Con le valige pronte, lei e Milo scesero al piano di sotto. La famiglia era riunita in cucina, anche loro a metà della colazione. Keira sapeva che avevano fatto lo sforzo di svegliarsi presto solo per salutarla, e fu commossa dal gesto.
Regina fu la prima ad alzarsi. Le si avvicinò per abbracciarla stretta, e la sua espressione normalmente severa si addolcì.
“Mi mancherà la presenza di un’altra donna in questo posto,” disse. “È stato bello avere una sorella per una settimana.”
“Chiamami ogni volta che vuoi,” le promise Keira.
Nils prese il posto di Regina, torreggiando sulla giovane scrittrice dal suo metro e novanta d’altezza. Le diede una solida pacca sulla spalla.
“Sei la benvenuta quando vuoi,” disse. “Non farti problemi.”
“Grazie,” rispose lei.
Poi l’attirò in un goffo abbraccio. Keira si sentì come una bambina, avvolta dalle sue grandi braccia.

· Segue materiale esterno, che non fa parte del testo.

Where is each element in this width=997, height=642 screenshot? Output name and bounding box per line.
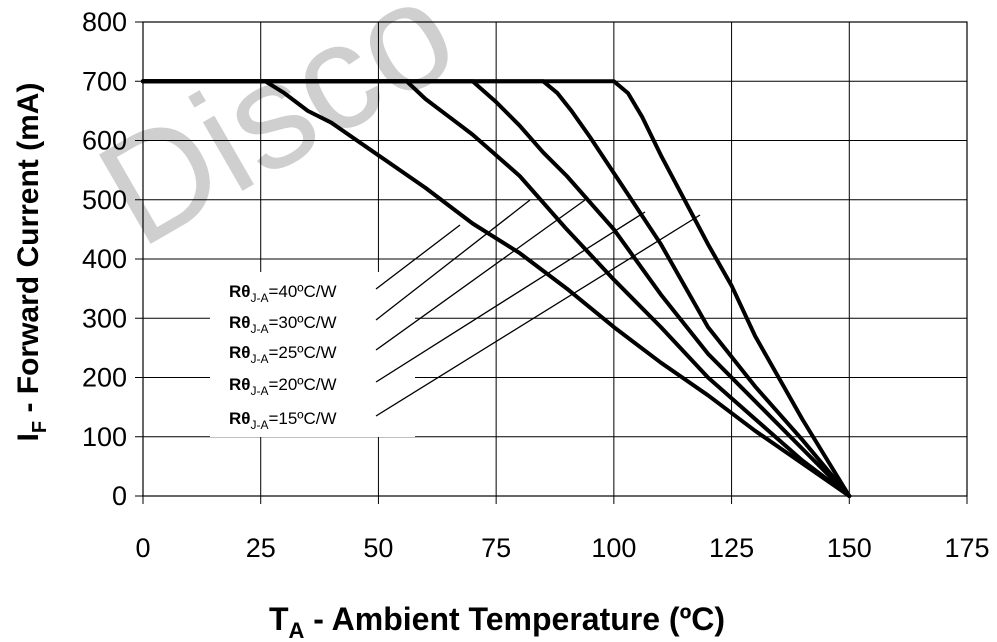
x-tick-label: 150 [827, 533, 872, 563]
series-label-2: RθJ-A=30ºC/W [229, 313, 337, 336]
watermark-text: Disco [72, 0, 481, 278]
y-tick-label: 200 [82, 363, 127, 393]
y-tick-label: 300 [82, 303, 127, 333]
x-tick-label: 175 [944, 533, 989, 563]
y-axis-label: IF - Forward Current (mA) [12, 83, 51, 442]
leader-line-1 [375, 224, 461, 290]
series-label-3: RθJ-A=25ºC/W [229, 343, 337, 366]
x-tick-label: 50 [363, 533, 393, 563]
x-tick-label: 100 [591, 533, 636, 563]
leader-line-3 [375, 199, 586, 351]
y-tick-label: 500 [82, 185, 127, 215]
series-line-1 [141, 79, 852, 498]
leader-line-2 [375, 199, 531, 321]
series-label-5: RθJ-A=15ºC/W [229, 409, 337, 432]
series-line-5 [141, 79, 852, 498]
y-tick-label: 0 [112, 481, 127, 511]
annotation-box [210, 272, 415, 437]
x-tick-label: 0 [135, 533, 150, 563]
annotation-group: RθJ-A=40ºC/W RθJ-A=30ºC/W RθJ-A=25ºC/W RθJ-… [210, 199, 701, 437]
series-line-4 [141, 79, 852, 498]
series-line-3 [141, 79, 852, 498]
plot-frame [142, 21, 968, 497]
axes [135, 21, 968, 504]
grid [142, 21, 968, 497]
x-axis-label: TA - Ambient Temperature (ºC) [269, 601, 725, 642]
leader-line-5 [375, 214, 701, 417]
tick-labels: 0 100 200 300 400 500 600 700 800 0 25 50 75 100 125 15… [82, 7, 990, 563]
y-tick-label: 100 [82, 422, 127, 452]
x-tick-label: 75 [481, 533, 511, 563]
series-group [141, 79, 852, 498]
series-label-4: RθJ-A=20ºC/W [229, 375, 337, 398]
y-tick-label: 600 [82, 126, 127, 156]
y-tick-label: 700 [82, 66, 127, 96]
leader-line-4 [375, 211, 646, 383]
x-tick-label: 25 [246, 533, 276, 563]
series-line-2 [141, 79, 852, 498]
x-tick-label: 125 [709, 533, 754, 563]
series-label-1: RθJ-A=40ºC/W [229, 282, 337, 305]
y-tick-label: 400 [82, 244, 127, 274]
y-tick-label: 800 [82, 7, 127, 37]
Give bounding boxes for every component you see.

Si allontanò dall’uomo e spostò l’attenzione su Yolanta. Tra tutti i familiari di Milo, la madre era quella a cui si era avvicinata di più durante le vacanze, e salutarla sarebbe stato doloroso.
Yolanta le accarezzò una guancia in un gesto materno.
“Stupenda ragazza piena di talento,” mormorò. “Tornerai a trovarci, non è vero?”
Keira arrossì. “Lo farò.”
La donna annuì, soddisfatta, e poi le due si abbracciarono forte.
“Faremo meglio ad andare,” disse Milo dietro di loro.
Keira si allontanò dall’abbraccio e si gettò un’occhiata alle spalle. Il suo innamorato era in piedi alla porta, con il bagaglio ai piedi. Poi riportò lo sguardo sulla famiglia.
“Credo di sì,” asserì, con un lungo sospiro. “Mi mancherete. Grazie per la vostra ospitalità. È stato il miglior Natale che abbia mai avuto. Custodirò per sempre questi ricordi.”
“È stato bellissimo averti con noi,” disse Nils.
“Torna quando vuoi,” aggiunse Regina.
“Ci vedremo presto,” promise Yolanta, enfatizzando l’ultima parola.
Keira annuì. Poi si voltò e si unì a Milo, prendendo una delle sue borse dal mucchio. Il giovane uomo aprì la porta e lei rabbrividì, colpita da una folata gelida del vento invernale svedese. Il compagno uscì nella giornata fredda, diretto verso l’auto. Keira deglutì il groppo che aveva in gola, salutandoli per l’ultima volta con un cenno della mano.
“Arrivederci!” replicarono tutti all’unisono.